Michiko Yagi, left, recounts her experience of the atomic bombing at a movie theater in the Morimachi district of Nagasaki, on May 12, 2026. (Mainichi/Arina Ogata)


NAGASAKI — This southwest Japan city is seeing a surge in school trips from the Tokyo metropolitan area as schools seek to avoid overcrowded Kyoto and curb the impact of rising prices. This recent trend has created a new challenge: how to secure venues for speeches by atomic bombing survivors for visiting students, prompting the use of unconventional spaces.


“When you return to Yokohama, tell many people what peace is about and pass the baton. Peace will never spread if we stay silent,” said A-bomb survivor Michiko Yagi, 87, of Nagasaki on the evening of May 12 in front of a screen at a cinema inside the major shopping complex Mirai Nagasaki Cocowalk in the city. Her audience was 136 second-year students from Yokohama Hayato Senior High School in Kanagawa Prefecture visiting Nagasaki on a class trip.


Images of the late Sumiteru Taniguchi, who suffered severe burns all over his back due to the Aug. 9, 1945, U.S. atomic bombing, and a boy burned black by the blast were projected onto the screen that usually shows films. Pointing to the images, Yagi recounted her own experience of being exposed to the bomb at age 6.







Michiko Yagi shows a photo of Sumiteru Taniguchi, who suffered severe burns on his back, during her atomic bombing testimony in the Morimachi district of Nagasaki, on May 12, 2026. (Mainichi/Arina Ogata)


According to the Nagasaki Foundation for the Promotion of Peace, which arranges survivor talks at the request of schools and travel agencies, this was the first time such a talk was held in a movie theater. The event was planned and coordinated by Nagasaki Bus Kanko, a local company that organizes charter bus tours for school trips.


Until recently, the company had received almost no bookings from schools in eastern Japan’s Kanto region that includes Tokyo. For fiscal 2026, however, it already has around 70 to 80 reservations, and twice that number for fiscal 2027.


The Nagasaki Prefecture Tourism Association said many of these schools previously went to Kyoto but cited heavy crowds of general tourists disrupting study schedules and higher accommodation costs due to inflation as reasons for switching destinations.







Students on a school trip pose for a photo with Togetsu-kyo Bridge in Arashiyama in the background, in Kyoto on May 18, 2024. (Mainichi/Kenjiro Sato)


Hotel use and booking data also reflect this trend.
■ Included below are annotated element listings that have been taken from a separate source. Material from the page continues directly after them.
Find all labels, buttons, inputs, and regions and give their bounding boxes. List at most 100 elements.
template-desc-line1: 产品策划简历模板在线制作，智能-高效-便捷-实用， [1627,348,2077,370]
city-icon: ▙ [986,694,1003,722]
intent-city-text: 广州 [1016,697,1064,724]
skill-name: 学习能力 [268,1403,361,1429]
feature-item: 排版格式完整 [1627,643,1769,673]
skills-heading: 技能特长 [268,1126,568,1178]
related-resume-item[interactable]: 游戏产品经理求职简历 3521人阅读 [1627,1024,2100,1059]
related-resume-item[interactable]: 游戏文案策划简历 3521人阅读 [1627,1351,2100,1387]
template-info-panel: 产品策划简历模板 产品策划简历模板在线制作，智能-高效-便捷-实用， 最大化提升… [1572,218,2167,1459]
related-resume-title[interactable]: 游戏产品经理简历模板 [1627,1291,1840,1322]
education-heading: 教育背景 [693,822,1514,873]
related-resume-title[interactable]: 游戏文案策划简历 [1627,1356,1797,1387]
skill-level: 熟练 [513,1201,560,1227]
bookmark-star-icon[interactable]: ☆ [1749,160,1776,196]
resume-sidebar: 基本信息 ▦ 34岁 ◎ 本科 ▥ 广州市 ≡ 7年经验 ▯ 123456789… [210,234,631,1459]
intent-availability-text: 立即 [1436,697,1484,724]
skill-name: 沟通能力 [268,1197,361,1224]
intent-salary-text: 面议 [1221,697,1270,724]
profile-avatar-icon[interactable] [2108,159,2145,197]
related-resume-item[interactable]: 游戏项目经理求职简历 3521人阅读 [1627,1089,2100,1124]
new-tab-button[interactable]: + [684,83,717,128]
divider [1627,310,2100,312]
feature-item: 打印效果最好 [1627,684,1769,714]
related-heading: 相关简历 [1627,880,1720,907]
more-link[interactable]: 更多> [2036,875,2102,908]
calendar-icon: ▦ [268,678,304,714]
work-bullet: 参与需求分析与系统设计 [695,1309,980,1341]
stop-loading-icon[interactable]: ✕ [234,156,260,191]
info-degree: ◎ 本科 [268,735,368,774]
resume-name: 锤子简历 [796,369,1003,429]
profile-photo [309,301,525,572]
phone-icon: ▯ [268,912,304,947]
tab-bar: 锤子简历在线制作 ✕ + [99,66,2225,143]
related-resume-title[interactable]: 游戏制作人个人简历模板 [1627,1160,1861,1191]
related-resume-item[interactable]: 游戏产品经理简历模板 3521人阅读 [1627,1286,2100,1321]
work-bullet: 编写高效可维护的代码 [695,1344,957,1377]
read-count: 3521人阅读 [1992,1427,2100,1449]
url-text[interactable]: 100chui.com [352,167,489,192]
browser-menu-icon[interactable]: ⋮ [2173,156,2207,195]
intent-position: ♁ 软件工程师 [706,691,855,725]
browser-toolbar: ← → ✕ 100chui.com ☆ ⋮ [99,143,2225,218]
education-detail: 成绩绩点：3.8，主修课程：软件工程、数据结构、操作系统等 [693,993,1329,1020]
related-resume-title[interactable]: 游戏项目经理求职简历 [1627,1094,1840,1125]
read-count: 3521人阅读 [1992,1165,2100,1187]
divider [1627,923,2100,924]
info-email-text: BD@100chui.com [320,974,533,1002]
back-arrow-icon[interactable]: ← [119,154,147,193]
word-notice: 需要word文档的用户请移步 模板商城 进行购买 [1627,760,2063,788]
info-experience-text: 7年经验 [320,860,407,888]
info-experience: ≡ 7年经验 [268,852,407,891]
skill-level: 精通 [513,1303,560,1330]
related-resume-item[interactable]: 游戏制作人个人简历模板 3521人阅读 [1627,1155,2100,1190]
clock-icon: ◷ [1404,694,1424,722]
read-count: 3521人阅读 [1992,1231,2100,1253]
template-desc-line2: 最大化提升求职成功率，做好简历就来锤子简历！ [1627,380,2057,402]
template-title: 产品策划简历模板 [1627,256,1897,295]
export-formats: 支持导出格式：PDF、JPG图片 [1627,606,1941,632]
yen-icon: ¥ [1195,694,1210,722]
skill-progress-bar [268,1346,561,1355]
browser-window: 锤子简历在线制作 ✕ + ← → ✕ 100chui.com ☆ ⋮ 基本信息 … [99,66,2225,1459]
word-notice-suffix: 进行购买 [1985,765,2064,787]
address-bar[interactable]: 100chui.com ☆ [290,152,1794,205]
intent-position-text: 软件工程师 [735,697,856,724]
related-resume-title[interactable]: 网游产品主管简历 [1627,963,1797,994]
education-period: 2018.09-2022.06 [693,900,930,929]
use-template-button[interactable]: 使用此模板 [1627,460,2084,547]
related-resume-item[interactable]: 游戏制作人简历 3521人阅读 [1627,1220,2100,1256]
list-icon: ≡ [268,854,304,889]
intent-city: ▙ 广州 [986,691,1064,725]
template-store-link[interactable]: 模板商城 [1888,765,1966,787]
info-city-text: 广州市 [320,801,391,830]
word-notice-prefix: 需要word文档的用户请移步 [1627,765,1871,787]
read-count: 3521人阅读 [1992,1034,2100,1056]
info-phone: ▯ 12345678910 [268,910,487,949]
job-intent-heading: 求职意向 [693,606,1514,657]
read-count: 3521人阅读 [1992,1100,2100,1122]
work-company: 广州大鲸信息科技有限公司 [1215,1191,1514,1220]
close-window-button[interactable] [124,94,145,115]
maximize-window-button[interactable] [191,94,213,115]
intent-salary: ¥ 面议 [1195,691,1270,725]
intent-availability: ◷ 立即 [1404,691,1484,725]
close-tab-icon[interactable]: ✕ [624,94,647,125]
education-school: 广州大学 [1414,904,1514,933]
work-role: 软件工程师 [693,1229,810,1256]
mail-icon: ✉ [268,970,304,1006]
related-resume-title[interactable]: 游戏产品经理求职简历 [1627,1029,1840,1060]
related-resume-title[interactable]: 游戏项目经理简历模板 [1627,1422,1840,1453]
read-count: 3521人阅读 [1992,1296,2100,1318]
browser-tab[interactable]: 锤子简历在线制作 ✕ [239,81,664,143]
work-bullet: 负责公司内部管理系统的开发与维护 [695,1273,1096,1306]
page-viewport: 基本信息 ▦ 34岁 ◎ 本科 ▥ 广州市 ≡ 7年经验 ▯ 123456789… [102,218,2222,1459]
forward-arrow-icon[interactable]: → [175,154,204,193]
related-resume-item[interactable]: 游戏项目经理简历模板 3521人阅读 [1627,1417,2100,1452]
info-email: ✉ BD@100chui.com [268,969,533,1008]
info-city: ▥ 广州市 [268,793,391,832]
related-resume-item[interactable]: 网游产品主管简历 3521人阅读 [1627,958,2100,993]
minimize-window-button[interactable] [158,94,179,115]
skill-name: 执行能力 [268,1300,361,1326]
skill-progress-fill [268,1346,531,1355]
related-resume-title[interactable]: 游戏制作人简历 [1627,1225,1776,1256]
A local hotel association’s survey found that 23 junior high schools from Tokyo, with a combined total of 3,270 students, visited Nagasaki in fiscal 2025. For fiscal 2026, reservations have already reached 64 schools with 8,414 students, roughly triple the previous figure. Many of these schools changed their trip destinations from Kyoto to Nagasaki.


Most schools traveling to Nagasaki focus on peace studies, with A-bomb survivors’ talks at the core. However, only a limited number of venues can accommodate large groups. Although survivors sometimes visit hotels to speak, such arrangements often require them to go out at night during students’ dinner hours, posing a burden on elderly speakers.


While using a cinema costs students a modest fee, the space is ready to use with air-conditioning, microphones and screens already in place. For the theater, allowing use during daytime off-peak hours on weekdays is also advantageous.







Michiko Yagi speaks about her experience of the atomic bombing while standing in front of a movie screen, in the Morimachi area of Nagasaki on May 12, 2026. (Mainichi/Arina Ogata)


“I could clearly see each student’s face,” Yagi said after her talk. Ameri Horii, 16, a student who attended the session, said, “The sound of the air raid siren (at the beginning of the speech) felt three-dimensional. It was a peace lecture that felt as if I was experiencing it.” The theater’s advanced equipment appeared to have helped students better understand the content of Yagi’s speech. Nagasaki Bus Kanko plans to continue using cinemas as one of the venues for lecture programs for students on school trips.


As the number of aging survivors still able to give talks declines, organizations such as the Nagasaki Atomic Bomb Survivors Council are scrambling to encourage younger generations without firsthand experience of the bombing to carry on these efforts by offering them training programs, among other initiatives.